A chatbot that answers questions from your organisation's documents is one of the most common generative AI projects. A clear plan avoids the usual pitfalls.
1. Define the Scope
Which documents, which users, which questions? A narrow, well-defined scope — say, HR policies for staff — succeeds far more often than "answer anything about the company".
2. Prepare the Documents
Collect authoritative, current versions. Remove duplicates and outdated drafts. Convert PDFs and scans to clean text, and record source, date and access permissions.
3. Build Retrieval
Chunk documents along their structure, embed the chunks, and combine semantic and keyword search. Respect permissions so users only retrieve what they're allowed to see.
4. Write the Prompt
Instruct the model to answer only from the retrieved passages, cite its sources, and say when the answer isn't there.

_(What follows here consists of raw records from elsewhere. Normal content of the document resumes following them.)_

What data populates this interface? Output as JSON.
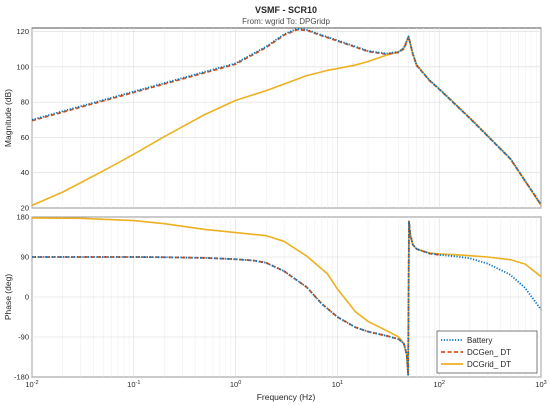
{
  "figure": {
    "title": "VSMF - SCR10",
    "subtitle": "From: wgrid  To: DPGridp",
    "xlabel": "Frequency  (Hz)"
  },
  "chart_data": [
    {
      "type": "line",
      "panel": "magnitude",
      "ylabel": "Magnitude (dB)",
      "xscale": "log",
      "xlim": [
        0.01,
        1000
      ],
      "ylim": [
        20,
        122
      ],
      "x_ticks": [
        0.01,
        0.1,
        1,
        10,
        100,
        1000
      ],
      "y_ticks": [
        20,
        40,
        60,
        80,
        100,
        120
      ],
      "y_tick_labels": [
        "20",
        "40",
        "60",
        "80",
        "100",
        "120"
      ],
      "grid": true,
      "series": [
        {
          "name": "Battery",
          "color": "#0072BD",
          "style": "dotted",
          "x": [
            0.01,
            0.1,
            1,
            2,
            3,
            4,
            5,
            7,
            10,
            15,
            20,
            30,
            40,
            45,
            50,
            55,
            60,
            80,
            100,
            200,
            500,
            1000
          ],
          "y": [
            70,
            86,
            102,
            111.5,
            118.5,
            121.5,
            121,
            118,
            115,
            111.5,
            109,
            107.5,
            108.5,
            110.5,
            117.2,
            107.5,
            101,
            92.5,
            87.5,
            71,
            48,
            22
          ]
        },
        {
          "name": "DCGen_ DT",
          "color": "#D95319",
          "style": "dashed",
          "x": [
            0.01,
            0.1,
            1,
            2,
            3,
            4,
            5,
            7,
            10,
            15,
            20,
            30,
            40,
            45,
            50,
            55,
            60,
            80,
            100,
            200,
            500,
            1000
          ],
          "y": [
            69.5,
            85.5,
            101.5,
            111,
            118,
            121,
            120.7,
            117.7,
            114.7,
            111.2,
            108.7,
            107.2,
            108.2,
            110.2,
            117,
            107.3,
            100.8,
            92.3,
            87.3,
            70.8,
            47.8,
            21.8
          ]
        },
        {
          "name": "DCGrid_ DT",
          "color": "#EDB120",
          "style": "solid",
          "x": [
            0.01,
            0.02,
            0.05,
            0.1,
            0.2,
            0.5,
            1,
            2,
            5,
            8,
            10,
            15,
            20,
            30,
            40,
            45,
            50,
            55,
            60,
            80,
            100,
            200,
            500,
            1000
          ],
          "y": [
            21.5,
            29,
            41,
            50.5,
            60.5,
            73,
            81,
            86.5,
            95,
            98,
            99,
            101,
            103,
            106.5,
            108.5,
            111,
            117.2,
            107.5,
            101,
            92.5,
            87.5,
            71,
            48,
            21.5
          ]
        }
      ]
    },
    {
      "type": "line",
      "panel": "phase",
      "ylabel": "Phase (deg)",
      "xscale": "log",
      "xlim": [
        0.01,
        1000
      ],
      "ylim": [
        -180,
        180
      ],
      "x_ticks": [
        0.01,
        0.1,
        1,
        10,
        100,
        1000
      ],
      "x_tick_labels": [
        "10-2",
        "10-1",
        "100",
        "101",
        "102",
        "103"
      ],
      "y_ticks": [
        -180,
        -90,
        0,
        90,
        180
      ],
      "y_tick_labels": [
        "-180",
        "-90",
        "0",
        "90",
        "180"
      ],
      "grid": true,
      "legend": "bottom-right",
      "series": [
        {
          "name": "Battery",
          "color": "#0072BD",
          "style": "dotted",
          "x": [
            0.01,
            0.1,
            0.2,
            0.5,
            1,
            1.5,
            2,
            3,
            5,
            7,
            10,
            15,
            20,
            30,
            40,
            45,
            48,
            49.5,
            50,
            50.5,
            52,
            55,
            60,
            80,
            100,
            150,
            200,
            300,
            500,
            700,
            1000
          ],
          "y": [
            90,
            90,
            89.5,
            88,
            85,
            82,
            77,
            58,
            22,
            -15,
            -45,
            -68,
            -78,
            -87,
            -95,
            -105,
            -130,
            -175,
            0,
            170,
            140,
            118,
            108,
            98,
            95,
            91,
            87,
            75,
            50,
            20,
            -28
          ]
        },
        {
          "name": "DCGen_ DT",
          "color": "#D95319",
          "style": "dashed",
          "x": [
            0.01,
            0.1,
            0.2,
            0.5,
            1,
            1.5,
            2,
            3,
            5,
            7,
            10,
            15,
            20,
            30,
            40,
            45,
            48,
            49.5,
            50,
            50.5,
            52,
            55,
            60,
            80,
            100
          ],
          "y": [
            90,
            90,
            89.5,
            88,
            85,
            82,
            77,
            58,
            22,
            -15,
            -45,
            -68,
            -78,
            -87,
            -95,
            -105,
            -130,
            -175,
            0,
            170,
            140,
            118,
            108,
            98,
            95
          ]
        },
        {
          "name": "DCGrid_ DT",
          "color": "#EDB120",
          "style": "solid",
          "x": [
            0.01,
            0.03,
            0.1,
            0.2,
            0.5,
            1,
            2,
            3,
            5,
            8,
            10,
            15,
            20,
            30,
            40,
            45,
            48,
            49.5,
            50,
            50.5,
            52,
            55,
            60,
            80,
            100,
            150,
            200,
            300,
            500,
            700,
            1000
          ],
          "y": [
            178,
            177,
            172,
            165,
            152,
            145,
            138,
            125,
            92,
            52,
            18,
            -33,
            -55,
            -75,
            -90,
            -105,
            -130,
            -175,
            0,
            170,
            140,
            118,
            108,
            99,
            97,
            95,
            93,
            90,
            84,
            74,
            46
          ]
        }
      ]
    }
  ]
}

Keep the tone and length suited to users.
5. Evaluate Before Launch
Create 50–100 realistic questions with expected answers and source documents. Measure retrieval recall and answer correctness separately, and include questions the bot should decline.
6. Launch Carefully
Pilot with a small group, show sources with every answer, and provide an easy way to report wrong answers and reach a person.
7. Maintain It
Re-index when documents change, review flagged answers regularly, add failures to the test set, and assign an owner. Most document chatbots fail from stale content and neglect, not from the model.